Arábia Saudita deve controlar mais de 93% da Electronic Arts após conclusão da venda

A possível venda da Electronic Arts para um fundo privado segue avançando e, com isso, novos detalhes sobre o acordo começam a surgir. De acordo com informações reveladas pelo Wall Street Journal, caso a transação receba aprovação dos órgãos regulatórios, 93,4% da gigante norte-americana vai passar ao controle da Arábia Saudita por meio de seu Fundo Soberano (PIF).

Segundo o relatório, o PIF atua em parceria com a Affinity Partners e a Silver Lake, ambas também financiadas pelo próprio fundo saudita.
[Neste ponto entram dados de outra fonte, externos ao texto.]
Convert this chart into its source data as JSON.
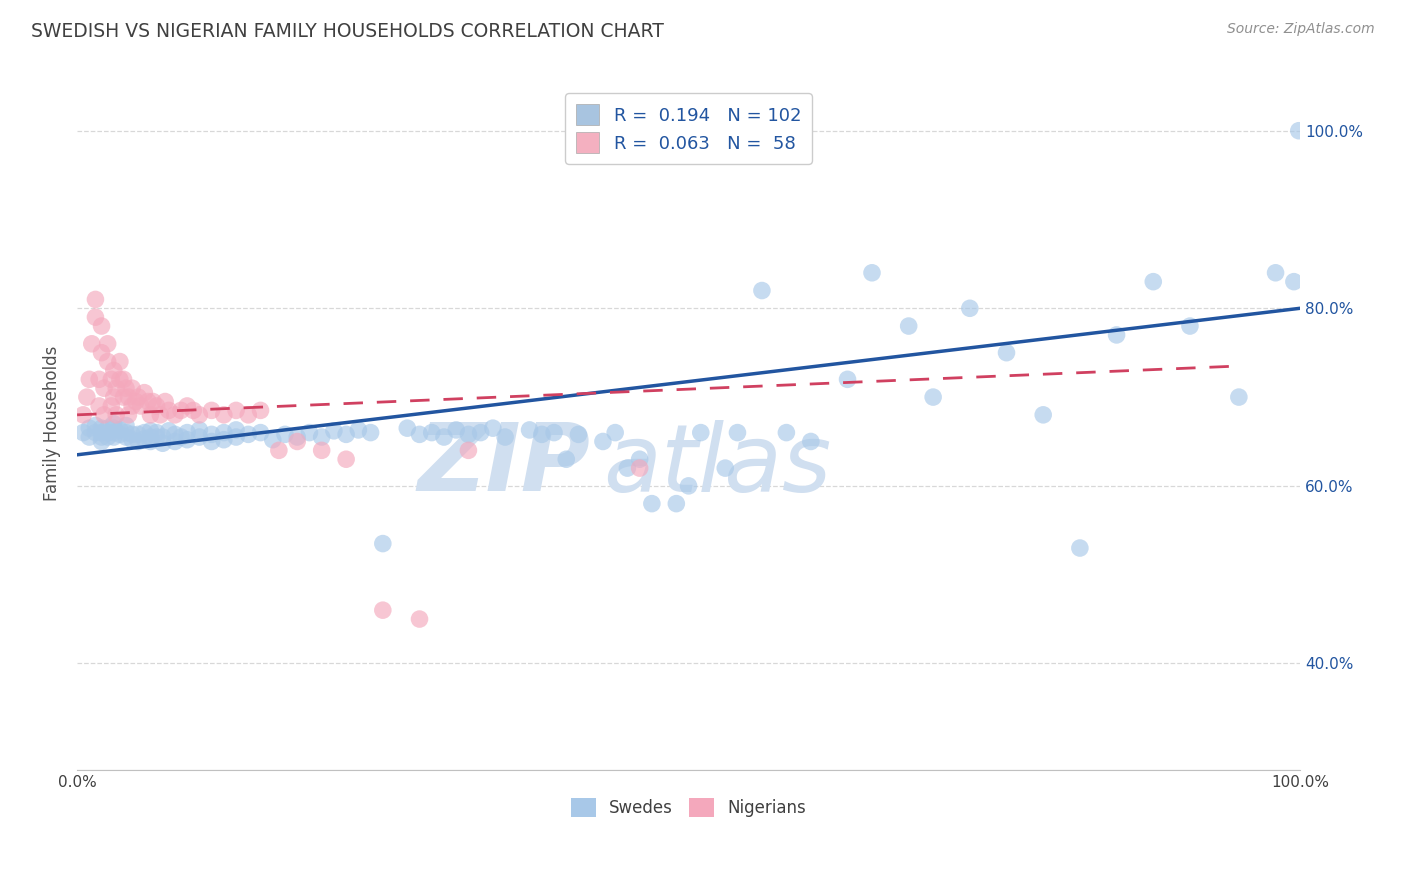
{
  "title": "SWEDISH VS NIGERIAN FAMILY HOUSEHOLDS CORRELATION CHART",
  "source": "Source: ZipAtlas.com",
  "ylabel": "Family Households",
  "xlim": [
    0,
    1
  ],
  "ylim": [
    0.28,
    1.06
  ],
  "yticks": [
    0.4,
    0.6,
    0.8,
    1.0
  ],
  "ytick_labels": [
    "40.0%",
    "60.0%",
    "80.0%",
    "100.0%"
  ],
  "legend_label1": "R =  0.194   N = 102",
  "legend_label2": "R =  0.063   N =  58",
  "legend_color1": "#a8c4e0",
  "legend_color2": "#f4b0c0",
  "scatter_color_blue": "#a8c8e8",
  "scatter_color_pink": "#f4a8bc",
  "trendline_color_blue": "#2255a0",
  "trendline_color_pink": "#d04060",
  "watermark_text": "ZIPatlas",
  "watermark_color": "#d0dff0",
  "background_color": "#ffffff",
  "title_color": "#404040",
  "source_color": "#909090",
  "grid_color": "#d8d8d8",
  "legend_number_color": "#2255a0",
  "ytick_color": "#2255a0",
  "swedes_x": [
    0.005,
    0.01,
    0.01,
    0.015,
    0.015,
    0.02,
    0.02,
    0.02,
    0.02,
    0.025,
    0.025,
    0.025,
    0.03,
    0.03,
    0.03,
    0.03,
    0.035,
    0.035,
    0.04,
    0.04,
    0.04,
    0.045,
    0.045,
    0.05,
    0.05,
    0.055,
    0.055,
    0.06,
    0.06,
    0.06,
    0.065,
    0.065,
    0.07,
    0.07,
    0.075,
    0.08,
    0.08,
    0.085,
    0.09,
    0.09,
    0.1,
    0.1,
    0.11,
    0.11,
    0.12,
    0.12,
    0.13,
    0.13,
    0.14,
    0.15,
    0.16,
    0.17,
    0.18,
    0.19,
    0.2,
    0.21,
    0.22,
    0.23,
    0.24,
    0.25,
    0.27,
    0.28,
    0.29,
    0.3,
    0.31,
    0.32,
    0.33,
    0.34,
    0.35,
    0.37,
    0.38,
    0.39,
    0.4,
    0.41,
    0.43,
    0.44,
    0.45,
    0.46,
    0.47,
    0.49,
    0.5,
    0.51,
    0.53,
    0.54,
    0.56,
    0.58,
    0.6,
    0.63,
    0.65,
    0.68,
    0.7,
    0.73,
    0.76,
    0.79,
    0.82,
    0.85,
    0.88,
    0.91,
    0.95,
    0.98,
    0.995,
    0.999
  ],
  "swedes_y": [
    0.66,
    0.655,
    0.665,
    0.66,
    0.668,
    0.65,
    0.655,
    0.66,
    0.665,
    0.655,
    0.66,
    0.665,
    0.655,
    0.66,
    0.665,
    0.67,
    0.658,
    0.663,
    0.655,
    0.66,
    0.668,
    0.652,
    0.658,
    0.65,
    0.658,
    0.653,
    0.66,
    0.65,
    0.655,
    0.662,
    0.655,
    0.66,
    0.648,
    0.655,
    0.662,
    0.65,
    0.658,
    0.655,
    0.652,
    0.66,
    0.655,
    0.663,
    0.65,
    0.658,
    0.652,
    0.66,
    0.655,
    0.663,
    0.658,
    0.66,
    0.652,
    0.658,
    0.655,
    0.66,
    0.655,
    0.662,
    0.658,
    0.663,
    0.66,
    0.535,
    0.665,
    0.658,
    0.66,
    0.655,
    0.663,
    0.658,
    0.66,
    0.665,
    0.655,
    0.663,
    0.658,
    0.66,
    0.63,
    0.658,
    0.65,
    0.66,
    0.62,
    0.63,
    0.58,
    0.58,
    0.6,
    0.66,
    0.62,
    0.66,
    0.82,
    0.66,
    0.65,
    0.72,
    0.84,
    0.78,
    0.7,
    0.8,
    0.75,
    0.68,
    0.53,
    0.77,
    0.83,
    0.78,
    0.7,
    0.84,
    0.83,
    1.0
  ],
  "nigerians_x": [
    0.005,
    0.008,
    0.01,
    0.012,
    0.015,
    0.015,
    0.018,
    0.018,
    0.02,
    0.02,
    0.022,
    0.022,
    0.025,
    0.025,
    0.028,
    0.028,
    0.03,
    0.03,
    0.032,
    0.032,
    0.035,
    0.035,
    0.038,
    0.038,
    0.04,
    0.042,
    0.042,
    0.045,
    0.045,
    0.048,
    0.05,
    0.052,
    0.055,
    0.058,
    0.06,
    0.062,
    0.065,
    0.068,
    0.072,
    0.075,
    0.08,
    0.085,
    0.09,
    0.095,
    0.1,
    0.11,
    0.12,
    0.13,
    0.14,
    0.15,
    0.165,
    0.18,
    0.2,
    0.22,
    0.25,
    0.28,
    0.32,
    0.46
  ],
  "nigerians_y": [
    0.68,
    0.7,
    0.72,
    0.76,
    0.79,
    0.81,
    0.69,
    0.72,
    0.75,
    0.78,
    0.68,
    0.71,
    0.74,
    0.76,
    0.69,
    0.72,
    0.7,
    0.73,
    0.68,
    0.71,
    0.72,
    0.74,
    0.7,
    0.72,
    0.71,
    0.68,
    0.7,
    0.69,
    0.71,
    0.695,
    0.7,
    0.69,
    0.705,
    0.695,
    0.68,
    0.695,
    0.69,
    0.68,
    0.695,
    0.685,
    0.68,
    0.685,
    0.69,
    0.685,
    0.68,
    0.685,
    0.68,
    0.685,
    0.68,
    0.685,
    0.64,
    0.65,
    0.64,
    0.63,
    0.46,
    0.45,
    0.64,
    0.62
  ],
  "blue_trend_x0": 0.0,
  "blue_trend_y0": 0.635,
  "blue_trend_x1": 1.0,
  "blue_trend_y1": 0.8,
  "pink_trend_x0": 0.0,
  "pink_trend_y0": 0.68,
  "pink_trend_x1": 0.95,
  "pink_trend_y1": 0.735
}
Com a estrutura atual, a Silver Lake deve ficar com 5,5% da empresa, enquanto a Affinity Partners deterá 1,1%. Na prática, quase toda a EA passaria para controle saudita, tornando-se mais um grande ativo do país no setor de jogos eletrônicos.

A negociação tem gerado críticas dentro dos Estados Unidos. Alguns senadores classificam a operação como um possível risco à soberania nacional, sobretudo por envolver uma das maiores publicadoras do país e responsável por franquias globais como The Sims, Mass Effect, Battlefield e FIFA. Para eles, permitir o controle estrangeiro em escala tão grande pode impactar decisões estratégicas e criativas da indústria local.

O Wall Street Journal também detalhou a engenharia financeira envolvida na transação. Embora o valor anunciado da venda seja de US$ 55 bilhões, a Arábia Saudita vai desembolsar um valor significativamente menor. Dos US$ 36,4 bilhões destinados como capital próprio, descontam-se os US$ 5,2 bilhões que o PIF já possuía investidos na EA. Isso significa que o valor efetivo pago será pouco acima de US$ 29 bilhões. O restante será financiado por meio da própria empresa, que assumirá cerca de US$ 20 bilhões em dívidas para viabilizar a compra.

Caso o acordo seja finalizado nos moldes atuais, especialistas afirmam que o controle exercido pelo PIF seria semelhante ao que o fundo já possui sobre a SNK, cuja aquisição resultou em mudanças significativas na direção criativa e na apresentação cultural dos jogos. Assim, existe a possibilidade de que franquias populares da EA sofram alterações para refletir valores e objetivos definidos pelo governo saudita, apesar das promessas de autonomia feitas durante o anúncio da negociação.

O cenário também abre precedentes para que séries conhecidas por sua diversidade — como The Sims e Mass Effect — enfrentem reestruturações profundas, ou até sejam repassadas a outras empresas caso o novo controle considere seus conteúdos incompatíveis com suas diretrizes.